Virginia, yakın zamanda keşfedilen istilacıları uzaklaştırmak için “herhangi bir popülasyonu yerleşmeden önce yok etmeyi” planlıyor” diyor Metzgar. Dev tavşancılotunun hâlihazırda yaygın olduğu eyaletlere gelindiğinde, doğa yürüyüşçüleri ve bitki örtüsünde oynayan çocukların, bitkilere maruz kalma riski taşıdıklarına dikkat çekiyor. Ot makası ile dev tavşancılotunu kesmek Metzgar’a göre özün yayılmasına neden olur. Bunun yerine, bitkinin görüldüğü yerlerin bölge doğal kaynak ajansları gibi yetkililere bildirilmesini tavsiye ediyor.

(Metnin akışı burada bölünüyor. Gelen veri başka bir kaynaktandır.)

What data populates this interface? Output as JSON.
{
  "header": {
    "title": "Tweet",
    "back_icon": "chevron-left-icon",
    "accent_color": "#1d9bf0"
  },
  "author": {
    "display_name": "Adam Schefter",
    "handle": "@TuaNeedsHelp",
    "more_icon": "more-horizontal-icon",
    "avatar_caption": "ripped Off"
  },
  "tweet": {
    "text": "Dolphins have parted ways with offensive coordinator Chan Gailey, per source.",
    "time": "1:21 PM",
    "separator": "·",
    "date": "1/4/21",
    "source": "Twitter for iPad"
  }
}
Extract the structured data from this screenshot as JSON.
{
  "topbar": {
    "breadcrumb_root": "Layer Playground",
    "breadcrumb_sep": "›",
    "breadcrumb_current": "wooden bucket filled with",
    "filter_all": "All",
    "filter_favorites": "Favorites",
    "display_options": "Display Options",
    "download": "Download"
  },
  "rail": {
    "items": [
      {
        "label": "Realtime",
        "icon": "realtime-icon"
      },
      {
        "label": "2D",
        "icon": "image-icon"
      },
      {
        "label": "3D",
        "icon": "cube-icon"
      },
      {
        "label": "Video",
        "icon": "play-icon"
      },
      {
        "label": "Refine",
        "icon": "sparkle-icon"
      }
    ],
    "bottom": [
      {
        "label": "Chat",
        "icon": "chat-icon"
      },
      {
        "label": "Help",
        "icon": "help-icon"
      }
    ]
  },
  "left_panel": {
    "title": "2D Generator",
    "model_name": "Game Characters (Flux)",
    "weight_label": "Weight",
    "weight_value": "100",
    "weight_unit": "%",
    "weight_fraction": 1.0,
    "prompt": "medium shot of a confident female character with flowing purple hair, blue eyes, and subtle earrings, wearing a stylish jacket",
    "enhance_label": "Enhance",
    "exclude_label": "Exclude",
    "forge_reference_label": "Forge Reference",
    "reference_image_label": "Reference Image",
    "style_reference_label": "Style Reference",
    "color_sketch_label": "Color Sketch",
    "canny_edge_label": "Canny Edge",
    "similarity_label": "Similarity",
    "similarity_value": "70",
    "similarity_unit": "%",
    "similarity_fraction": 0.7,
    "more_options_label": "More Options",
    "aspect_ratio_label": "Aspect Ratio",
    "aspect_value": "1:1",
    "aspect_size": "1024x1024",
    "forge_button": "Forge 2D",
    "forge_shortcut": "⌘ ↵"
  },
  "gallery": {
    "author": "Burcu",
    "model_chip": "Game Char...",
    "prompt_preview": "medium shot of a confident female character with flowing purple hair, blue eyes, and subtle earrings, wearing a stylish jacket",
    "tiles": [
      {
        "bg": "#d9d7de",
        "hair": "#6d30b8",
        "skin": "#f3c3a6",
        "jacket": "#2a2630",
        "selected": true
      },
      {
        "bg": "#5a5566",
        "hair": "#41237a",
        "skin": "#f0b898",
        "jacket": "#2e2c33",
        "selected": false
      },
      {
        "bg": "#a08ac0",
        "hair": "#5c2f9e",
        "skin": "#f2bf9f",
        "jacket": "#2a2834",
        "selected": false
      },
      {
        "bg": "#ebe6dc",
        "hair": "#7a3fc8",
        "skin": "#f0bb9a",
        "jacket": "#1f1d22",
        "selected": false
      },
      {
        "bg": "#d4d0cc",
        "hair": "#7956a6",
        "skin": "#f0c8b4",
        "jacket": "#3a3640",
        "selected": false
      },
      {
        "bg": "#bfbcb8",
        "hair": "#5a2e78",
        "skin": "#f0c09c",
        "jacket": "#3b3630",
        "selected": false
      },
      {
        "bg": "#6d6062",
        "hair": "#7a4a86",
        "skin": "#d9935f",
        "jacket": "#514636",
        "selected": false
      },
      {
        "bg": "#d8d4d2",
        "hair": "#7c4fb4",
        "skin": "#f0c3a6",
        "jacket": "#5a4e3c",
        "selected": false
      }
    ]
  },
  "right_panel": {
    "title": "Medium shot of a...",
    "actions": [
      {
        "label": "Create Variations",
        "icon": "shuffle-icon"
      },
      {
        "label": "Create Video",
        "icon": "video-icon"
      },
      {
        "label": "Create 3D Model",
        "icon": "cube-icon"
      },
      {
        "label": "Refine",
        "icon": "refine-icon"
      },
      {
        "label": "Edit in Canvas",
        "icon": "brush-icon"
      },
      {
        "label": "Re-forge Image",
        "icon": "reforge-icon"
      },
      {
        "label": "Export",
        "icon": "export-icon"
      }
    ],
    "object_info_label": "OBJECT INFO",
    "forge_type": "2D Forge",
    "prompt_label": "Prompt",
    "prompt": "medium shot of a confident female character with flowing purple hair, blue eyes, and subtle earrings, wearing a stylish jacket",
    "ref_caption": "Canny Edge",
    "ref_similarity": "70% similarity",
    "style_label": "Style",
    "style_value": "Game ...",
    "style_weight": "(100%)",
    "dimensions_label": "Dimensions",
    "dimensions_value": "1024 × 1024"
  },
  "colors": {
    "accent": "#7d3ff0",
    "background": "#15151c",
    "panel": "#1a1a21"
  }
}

Her ne kadar dev tavşancılotları manşetleri kaplamış olsa da, diğer bitkiler de furanokomarinleri üretirler. İstilacı yaban havuçları ve yerli inek yaban havucuları da dahil olmak üzere, bu otun akrabaları, dev tavşancılotlarından daha düşük konsantrasyonlarda da olsa, saplarında bu tür toksinleri içerirler. Furanokomarinler; greyfurt ve limon gibi bazı turunçgillerde de bulunur. 2014’te yapılan bir çalışma, karışık içeceklere konulmak üzere turunçgillerin suyunu düzinelerce kez çıkaran barmenler arasında fitofotodermatitin tekrarlanma sıklığının yüksek olduğunu göstermiştir.
Metzgar, Virginia’da dev tavşancılotu bitkilerinin neden olduğu yaralanmaların farkına varılmadığını söyledi. Ancak, bu bitki dağılımının olduğu yerlerindeki insanlar tarafından ihbar edilen ciddi yanıklar göz önüne alındığında, sakinleri bu yeni işgalciye karşı dikkatli olmaya çağırdı.